I have been on & off Citalopram since the age of 21 (10 years). It has always greatly bothered me that I "need" them & that I wasn't taught coping mechanisms for my anxiety back in the beginning. I was also never really reviewed, so just kept going on & off them for years not realising that's not what I should be doing until finally I started experiencing panic attacks/racing thoughts & couldn't quite manage without them! That's when I realised I had to stay on them for a long time before weaning myself off. They always work brilliantly for me, too brilliantly really, as they eliminate my racing thoughts, panic attacks and the feelings of absolute sadness.
Anyway, this time around I was on the meds for about 2 years before I decided to wean off them, of which I did over the course of 1 year (mostly just taking half of a 10mg tablet- which suited me fine).
I was determined to stay off them & have now been off for 10 months exactly. I was excited to come off them to start a family with my fiancé which, when on the meds, seemed like an exciting & feasible prospect. My partner & I were in a good position - recently engaged & I was very content with life.
Well, what a shit show these last 10 months have been. In hindsight, it probably wasn't the best time for me to come off them, but hindsight is the most wonderful thing, ey?
Things that have happened since coming off the meds:
- 1 year anniversary of my grandmother's death
- great Aunt passed away
- another Aunt passed away very suddenly at a young age after only being diagnosed 12 weeks prior (cue crippling health/existential anxiety)
- stepchildren moved away to Australia after only being told last minute
- car problems (might seem a small thing to some but when you're already in a panic state, an engine failure light coming on whilst driving is enough to tip you over the edge!)
- fiancé took a new job & had to work away a lot for training, something that is new to me
- booked wedding for 2 year's time - realised how expensive everything is
- own health issues - having abdominal scans at hospital
- Uncle passed away
- Autistic brother tried to run away/threaten to commit s**cide whilst I was staying down my mums
How my anxiety presents itself:
- health anxiety - about my own health & others'.
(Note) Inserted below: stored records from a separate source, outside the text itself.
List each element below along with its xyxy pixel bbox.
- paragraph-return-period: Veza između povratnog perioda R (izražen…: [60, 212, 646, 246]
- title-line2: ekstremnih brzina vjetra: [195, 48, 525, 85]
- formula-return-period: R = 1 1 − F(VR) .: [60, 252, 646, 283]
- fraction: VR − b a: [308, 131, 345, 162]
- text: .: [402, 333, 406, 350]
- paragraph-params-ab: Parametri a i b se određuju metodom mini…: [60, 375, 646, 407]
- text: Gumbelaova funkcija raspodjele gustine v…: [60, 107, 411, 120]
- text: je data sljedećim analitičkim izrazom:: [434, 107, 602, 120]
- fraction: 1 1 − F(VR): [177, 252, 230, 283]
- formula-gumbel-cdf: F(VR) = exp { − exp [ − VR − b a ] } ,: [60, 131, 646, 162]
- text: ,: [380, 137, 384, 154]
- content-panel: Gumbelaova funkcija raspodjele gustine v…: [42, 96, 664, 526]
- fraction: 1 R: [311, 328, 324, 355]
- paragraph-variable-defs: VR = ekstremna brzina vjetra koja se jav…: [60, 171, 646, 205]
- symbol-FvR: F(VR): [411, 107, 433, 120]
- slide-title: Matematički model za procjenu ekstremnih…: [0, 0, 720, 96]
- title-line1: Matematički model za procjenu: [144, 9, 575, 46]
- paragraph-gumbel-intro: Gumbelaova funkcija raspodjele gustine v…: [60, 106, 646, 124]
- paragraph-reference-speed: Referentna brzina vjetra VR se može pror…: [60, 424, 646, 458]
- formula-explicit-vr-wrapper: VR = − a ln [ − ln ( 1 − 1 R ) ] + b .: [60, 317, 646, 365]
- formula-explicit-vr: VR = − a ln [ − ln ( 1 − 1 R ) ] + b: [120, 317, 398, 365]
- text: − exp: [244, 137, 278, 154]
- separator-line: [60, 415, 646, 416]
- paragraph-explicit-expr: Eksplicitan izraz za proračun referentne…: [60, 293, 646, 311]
- relationship anxiety (my hardest one to deal with). Am I in the right relationship? Is he the cause of my anxiety? Or is my anxiety causing me to feel this way? I do not question this at all when I'm on meds. I think I am anxiously attached. He is easy going/stubborn/doesn't understand mental health & I'm anxious and want constant reassurance/attention - not the easiest combo. I seem to only focus on the negatives of our relationship when I'm off meds & then I have panic attacks about it. But he is a lovely man who I have been with for over 8 years & I don't want to give up yet. It is worth noting that I moved away to be with him, I have no family or close friends here, so I do rely on him for my happiness which I know is an unhealthy idea.
- racing heart daily
- regular panic attacks
- constantly questioning if I feel right, or if I'm acting right, or if I should be feeling happier
- absolute emotional overwhelm - I seem to react much more & feel much more than anybody else. I have feelings of complete sadness & overwhelm on a regular basis.
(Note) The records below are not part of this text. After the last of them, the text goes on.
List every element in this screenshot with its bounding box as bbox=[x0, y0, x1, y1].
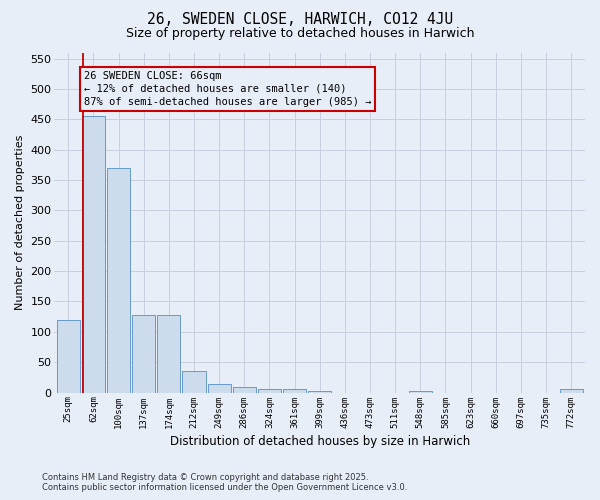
Y-axis label: Number of detached properties: Number of detached properties bbox=[15, 135, 25, 310]
Bar bbox=[132, 315, 155, 392]
Text: Contains HM Land Registry data © Crown copyright and database right 2025.
Contai: Contains HM Land Registry data © Crown c… bbox=[42, 473, 407, 492]
Bar bbox=[182, 372, 206, 392]
Bar bbox=[283, 389, 306, 392]
Bar bbox=[157, 315, 181, 392]
Text: 26 SWEDEN CLOSE: 66sqm
← 12% of detached houses are smaller (140)
87% of semi-de: 26 SWEDEN CLOSE: 66sqm ← 12% of detached… bbox=[84, 70, 371, 107]
Bar bbox=[107, 168, 130, 392]
X-axis label: Distribution of detached houses by size in Harwich: Distribution of detached houses by size … bbox=[170, 434, 470, 448]
Bar bbox=[560, 390, 583, 392]
Bar bbox=[82, 116, 105, 392]
Bar bbox=[57, 320, 80, 392]
Bar bbox=[208, 384, 231, 392]
Bar bbox=[233, 387, 256, 392]
Text: Size of property relative to detached houses in Harwich: Size of property relative to detached ho… bbox=[126, 28, 474, 40]
Text: 26, SWEDEN CLOSE, HARWICH, CO12 4JU: 26, SWEDEN CLOSE, HARWICH, CO12 4JU bbox=[147, 12, 453, 28]
Bar bbox=[258, 390, 281, 392]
- I'm petrified of getting pregnant. When I'm anxious, I never feel like it will be the "right time". I'm not sure I'll ever feel ready (although when I was on meds, I did).
- I struggle to feel happy. I cry regularly.
- I feel bitter & sad that I suffer with anxiety
- I feel like I've lost myself. I do not know what is me or what is anxiety anymore. I sometimes feel like it would be easier if I wasn't in anybodys lives & that I should just run away from it all.
Positive things I have noticed in the last 10 months -
- My IBS has improved significantly since being off meds
- Less headaches since being off the meds
- My sex drive is starting to improve
- I've managed to "accept" my racing thoughts enough so that I no longer have regular panic attacks, I've been doing yoga weekly, which I love & am proud of how far I've come.
- I've tried all sorts of things to help - acceptance, yoga, acupuncture, cbd, vitamins, hypnotherapy, meditation etc. These can help with the panic side of things.
Why I'm going back on meds:
Apart from the few positives above, the last 10 months have been miserable. Worse than miserable really - it's just been one big struggle to keep on going. I've had very few days where I've felt comfortable & I'm so, so tired. I think I am a little messed up inside & don't want to do anything irrational (I.e. ruin my relationship) without at least seeing if I can settle my brain first. I just can't bare another 40+ years of my life (if I'm lucky) with this mental torment. I just want to feel at peace again.
I am currently seeing a psychotherapist who believes I just need to be on the meds for life as a maintenance dose. I struggle with this concept but am slowly starting to accept it. I am also waiting to be assessed for ADHD as I fit a lot of the criteria. I have just taken my second QUARTER of a 10mg citalopram tablet this morning (I have to start very low as I react badly to starting meds - I will up it in about a week). I hope I can get back to myself soon. The bad dreams & increased anxiety have already started!